As part of an established two-year budget planning strategy, in response to ongoing national austerity measures – the County Council is facing its biggest financial challenge yet – with a further budget gap of £140 million to close, by 2019/20.
Hampshire County Council Leader, Councillor Roy Perry said:
The challenge to 2019/20 is one we have been preparing for, for a long time, and so early planning has been taking place to identify some of the steps required. Securing savings early; reinvesting in new, more efficient ways of working; and making prudent use of our reserves to meet gaps in funding - are all measures that residents have told us they support. To-date, this approach has enabled us to reduce our spending by £340 million, since 2008 – when national austerity began.
Consequently, the end of year financial report that will be considered by Cabinet on 19 June, tells a story of prudent financial stewardship during very difficult times.
Our biggest challenge is yet to come, with a forecast gap in our budget of a further £140 million, by April 2020. Our finances remain under immense pressure as demand continues to grow for County Council services – particularly social care for increasing numbers of older and more vulnerable adults, and vulnerable children. The picture is worsened by the fact that central Government revenue support grant funding to Hampshire will cease altogether in 2019/20. As a result, we will have to make some very tough decisions on which we will be seeking residents’ views in the coming weeks, in order to sustain vital public services for the future.

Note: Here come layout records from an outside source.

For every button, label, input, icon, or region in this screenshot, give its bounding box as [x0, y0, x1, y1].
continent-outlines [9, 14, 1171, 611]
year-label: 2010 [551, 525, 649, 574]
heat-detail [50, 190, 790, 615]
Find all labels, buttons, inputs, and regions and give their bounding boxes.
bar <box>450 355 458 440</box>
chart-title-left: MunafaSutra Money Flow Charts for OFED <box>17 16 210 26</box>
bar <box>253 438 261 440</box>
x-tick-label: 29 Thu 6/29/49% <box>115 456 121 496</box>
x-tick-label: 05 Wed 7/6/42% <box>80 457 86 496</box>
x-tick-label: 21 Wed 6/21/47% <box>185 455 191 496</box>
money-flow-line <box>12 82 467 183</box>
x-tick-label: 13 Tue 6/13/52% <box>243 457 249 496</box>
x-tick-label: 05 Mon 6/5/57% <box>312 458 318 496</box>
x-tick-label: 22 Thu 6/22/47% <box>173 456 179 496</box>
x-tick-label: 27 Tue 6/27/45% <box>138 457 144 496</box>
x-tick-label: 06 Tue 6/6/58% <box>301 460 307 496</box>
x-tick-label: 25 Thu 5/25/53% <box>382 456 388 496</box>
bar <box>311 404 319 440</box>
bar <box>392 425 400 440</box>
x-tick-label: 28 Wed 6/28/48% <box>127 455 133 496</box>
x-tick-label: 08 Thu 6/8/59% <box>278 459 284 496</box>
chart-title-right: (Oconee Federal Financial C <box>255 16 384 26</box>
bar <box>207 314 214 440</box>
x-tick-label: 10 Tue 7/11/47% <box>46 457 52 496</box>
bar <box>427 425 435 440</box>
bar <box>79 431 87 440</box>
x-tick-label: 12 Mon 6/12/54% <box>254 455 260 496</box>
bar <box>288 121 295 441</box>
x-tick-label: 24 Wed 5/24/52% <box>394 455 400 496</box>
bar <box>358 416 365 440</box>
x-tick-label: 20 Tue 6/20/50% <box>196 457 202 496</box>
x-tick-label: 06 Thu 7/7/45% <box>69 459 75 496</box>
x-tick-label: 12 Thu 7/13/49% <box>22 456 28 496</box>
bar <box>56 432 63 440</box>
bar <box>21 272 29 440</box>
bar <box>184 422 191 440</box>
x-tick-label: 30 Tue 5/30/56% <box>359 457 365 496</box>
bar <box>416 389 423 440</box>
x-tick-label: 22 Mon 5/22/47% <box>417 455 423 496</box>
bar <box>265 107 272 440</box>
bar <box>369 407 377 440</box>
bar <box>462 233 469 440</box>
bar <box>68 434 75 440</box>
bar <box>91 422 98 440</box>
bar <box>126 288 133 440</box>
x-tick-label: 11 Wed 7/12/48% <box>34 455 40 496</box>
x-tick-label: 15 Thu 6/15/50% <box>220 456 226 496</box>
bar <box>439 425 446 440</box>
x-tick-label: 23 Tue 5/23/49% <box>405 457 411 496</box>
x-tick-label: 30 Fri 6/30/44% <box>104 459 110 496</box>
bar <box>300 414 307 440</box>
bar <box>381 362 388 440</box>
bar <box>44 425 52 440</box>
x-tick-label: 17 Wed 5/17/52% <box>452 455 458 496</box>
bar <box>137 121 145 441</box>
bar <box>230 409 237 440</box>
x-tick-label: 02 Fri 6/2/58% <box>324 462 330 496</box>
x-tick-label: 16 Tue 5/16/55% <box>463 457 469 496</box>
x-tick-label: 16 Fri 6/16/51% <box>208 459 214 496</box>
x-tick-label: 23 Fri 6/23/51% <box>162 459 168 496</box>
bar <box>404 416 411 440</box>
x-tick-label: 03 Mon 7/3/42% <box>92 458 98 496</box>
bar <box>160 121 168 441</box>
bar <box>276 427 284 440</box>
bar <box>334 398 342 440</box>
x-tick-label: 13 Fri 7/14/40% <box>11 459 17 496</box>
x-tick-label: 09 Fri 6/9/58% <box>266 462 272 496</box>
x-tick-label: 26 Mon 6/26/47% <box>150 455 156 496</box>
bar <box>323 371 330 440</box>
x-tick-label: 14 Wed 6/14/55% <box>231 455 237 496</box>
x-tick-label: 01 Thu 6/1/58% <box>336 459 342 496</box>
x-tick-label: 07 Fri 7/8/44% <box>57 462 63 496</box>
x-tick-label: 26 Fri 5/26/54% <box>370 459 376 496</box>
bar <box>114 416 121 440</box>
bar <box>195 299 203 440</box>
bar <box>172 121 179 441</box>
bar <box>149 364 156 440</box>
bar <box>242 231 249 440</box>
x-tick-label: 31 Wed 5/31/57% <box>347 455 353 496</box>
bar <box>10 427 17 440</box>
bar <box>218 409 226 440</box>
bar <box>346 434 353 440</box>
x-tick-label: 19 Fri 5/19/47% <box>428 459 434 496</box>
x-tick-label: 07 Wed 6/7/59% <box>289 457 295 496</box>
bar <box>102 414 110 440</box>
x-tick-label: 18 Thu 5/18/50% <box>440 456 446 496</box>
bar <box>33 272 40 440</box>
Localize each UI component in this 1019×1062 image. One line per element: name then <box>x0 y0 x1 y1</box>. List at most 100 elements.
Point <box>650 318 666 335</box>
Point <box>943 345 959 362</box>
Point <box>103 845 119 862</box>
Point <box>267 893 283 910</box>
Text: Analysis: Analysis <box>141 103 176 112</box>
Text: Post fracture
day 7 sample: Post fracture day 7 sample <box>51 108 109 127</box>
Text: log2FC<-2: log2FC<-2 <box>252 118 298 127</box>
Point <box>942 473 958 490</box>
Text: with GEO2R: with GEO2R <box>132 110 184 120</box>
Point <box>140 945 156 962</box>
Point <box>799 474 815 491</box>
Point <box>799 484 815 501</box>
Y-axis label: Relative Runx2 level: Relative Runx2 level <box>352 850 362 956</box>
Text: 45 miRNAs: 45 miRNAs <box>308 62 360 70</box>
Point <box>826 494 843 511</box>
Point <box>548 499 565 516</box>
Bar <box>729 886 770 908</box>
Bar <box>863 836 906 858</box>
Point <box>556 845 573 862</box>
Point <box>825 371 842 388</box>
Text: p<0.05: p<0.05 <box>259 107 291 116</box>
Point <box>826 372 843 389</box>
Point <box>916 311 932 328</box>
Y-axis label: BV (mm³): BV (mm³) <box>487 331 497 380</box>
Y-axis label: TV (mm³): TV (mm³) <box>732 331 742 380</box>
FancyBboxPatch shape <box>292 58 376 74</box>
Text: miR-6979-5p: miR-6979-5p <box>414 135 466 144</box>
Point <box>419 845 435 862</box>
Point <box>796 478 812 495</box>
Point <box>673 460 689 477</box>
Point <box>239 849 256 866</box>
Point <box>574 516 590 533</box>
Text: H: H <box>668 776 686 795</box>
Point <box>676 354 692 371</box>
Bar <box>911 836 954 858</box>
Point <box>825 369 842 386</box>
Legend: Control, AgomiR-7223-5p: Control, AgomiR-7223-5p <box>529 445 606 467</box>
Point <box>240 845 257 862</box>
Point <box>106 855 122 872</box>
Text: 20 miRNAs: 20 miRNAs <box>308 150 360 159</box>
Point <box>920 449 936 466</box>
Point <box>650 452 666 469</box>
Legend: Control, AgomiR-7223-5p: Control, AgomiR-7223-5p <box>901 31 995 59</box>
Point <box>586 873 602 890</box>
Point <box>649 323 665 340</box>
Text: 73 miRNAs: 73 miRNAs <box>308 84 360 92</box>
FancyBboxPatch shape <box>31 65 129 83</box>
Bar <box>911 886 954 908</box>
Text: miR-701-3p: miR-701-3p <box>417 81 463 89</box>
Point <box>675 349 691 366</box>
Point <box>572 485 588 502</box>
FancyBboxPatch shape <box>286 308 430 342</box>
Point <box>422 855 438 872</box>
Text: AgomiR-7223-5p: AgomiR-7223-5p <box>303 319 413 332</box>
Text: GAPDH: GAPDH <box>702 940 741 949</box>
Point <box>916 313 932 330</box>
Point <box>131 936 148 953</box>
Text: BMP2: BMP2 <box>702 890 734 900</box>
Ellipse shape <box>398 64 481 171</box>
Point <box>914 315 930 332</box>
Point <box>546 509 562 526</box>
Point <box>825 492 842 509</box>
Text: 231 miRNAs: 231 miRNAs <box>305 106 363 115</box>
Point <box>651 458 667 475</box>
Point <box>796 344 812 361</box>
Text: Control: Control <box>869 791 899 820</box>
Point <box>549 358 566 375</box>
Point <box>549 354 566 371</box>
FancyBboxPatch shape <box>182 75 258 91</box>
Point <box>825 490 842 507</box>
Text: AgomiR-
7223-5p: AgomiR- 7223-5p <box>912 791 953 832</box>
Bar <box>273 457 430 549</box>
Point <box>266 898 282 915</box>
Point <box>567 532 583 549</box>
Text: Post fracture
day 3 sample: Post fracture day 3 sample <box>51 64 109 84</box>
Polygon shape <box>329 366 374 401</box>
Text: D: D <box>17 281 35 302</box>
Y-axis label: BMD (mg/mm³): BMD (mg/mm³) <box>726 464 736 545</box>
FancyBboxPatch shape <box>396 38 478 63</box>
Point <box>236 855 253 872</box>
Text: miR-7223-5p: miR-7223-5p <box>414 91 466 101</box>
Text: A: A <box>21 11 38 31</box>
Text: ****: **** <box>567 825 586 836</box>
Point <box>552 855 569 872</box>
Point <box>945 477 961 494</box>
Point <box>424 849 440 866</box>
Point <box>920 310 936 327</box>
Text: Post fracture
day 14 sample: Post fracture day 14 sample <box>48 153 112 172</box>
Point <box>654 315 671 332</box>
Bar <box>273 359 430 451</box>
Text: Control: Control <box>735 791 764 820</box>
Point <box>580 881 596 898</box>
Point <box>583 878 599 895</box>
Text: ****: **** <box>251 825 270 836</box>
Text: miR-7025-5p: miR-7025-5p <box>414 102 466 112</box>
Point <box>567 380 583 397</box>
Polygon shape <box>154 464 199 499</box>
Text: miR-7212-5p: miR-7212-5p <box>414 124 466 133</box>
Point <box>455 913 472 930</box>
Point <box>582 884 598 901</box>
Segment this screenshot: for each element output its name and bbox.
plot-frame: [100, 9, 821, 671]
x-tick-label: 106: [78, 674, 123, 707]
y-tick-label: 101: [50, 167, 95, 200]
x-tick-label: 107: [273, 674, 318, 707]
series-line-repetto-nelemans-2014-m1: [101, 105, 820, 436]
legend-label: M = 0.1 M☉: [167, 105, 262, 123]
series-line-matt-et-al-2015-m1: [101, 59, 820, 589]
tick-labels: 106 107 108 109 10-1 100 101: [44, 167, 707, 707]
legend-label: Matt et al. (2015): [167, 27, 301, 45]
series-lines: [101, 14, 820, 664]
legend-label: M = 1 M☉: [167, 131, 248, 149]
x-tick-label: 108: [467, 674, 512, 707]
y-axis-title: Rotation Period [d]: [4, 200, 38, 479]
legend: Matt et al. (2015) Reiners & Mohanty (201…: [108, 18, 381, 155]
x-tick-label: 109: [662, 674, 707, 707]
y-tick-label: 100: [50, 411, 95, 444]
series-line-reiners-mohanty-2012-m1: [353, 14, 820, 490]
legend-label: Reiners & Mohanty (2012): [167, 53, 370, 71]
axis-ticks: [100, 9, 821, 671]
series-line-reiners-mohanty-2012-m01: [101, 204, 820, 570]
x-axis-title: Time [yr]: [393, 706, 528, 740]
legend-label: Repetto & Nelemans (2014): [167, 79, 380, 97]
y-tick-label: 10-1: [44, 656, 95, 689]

In spite of this prospect, the County Council has continued to ensure that important investment is maintained in the county’s infrastructure. Maintaining and improving roads and highways; matching increasing demand for school places and supporting the local economy are crucial to ensuring the future prosperity of Hampshire.
Careful use of reserves has made it possible to invest in other strategies, such as implementing new technology to deliver more efficient and cost effective services. With less funding and higher demand for some services, particularly social care, reserves have also enabled us to weather the storm and plug budget gaps. Using reserves will continue to play a crucial role going forward – but we recognise that this is not a long term solution. The two main reasons are that the majority of our reserves are already committed to fund essential capital investment; and one-off reserves cannot be used to solve revenue problems - they dry up very quickly. When there isn’t enough income to pay the bills, ongoing service costs still need to be reduced - otherwise funding problems remain and grow for future years.
All of this means that the County Council needs to find more radical ways of making ends meet while ensuring that we protect vital services. As such, we will be proposing potential options to residents in the summer, to seek their views on what we might do over the next two years to balance the budget. Given that our efficiency programme between 2008 and 2019/20 represents total savings of nearly £0.5 billion we need to continue to ensure limited funds are targeted to where they are needed most and fully maximised to benefit Hampshire residents. There is no question this is a big challenge - but we have risen to every such challenge in recent years and we will do so again. We will remain a high performing and low spending County Council serving our residents first and foremost.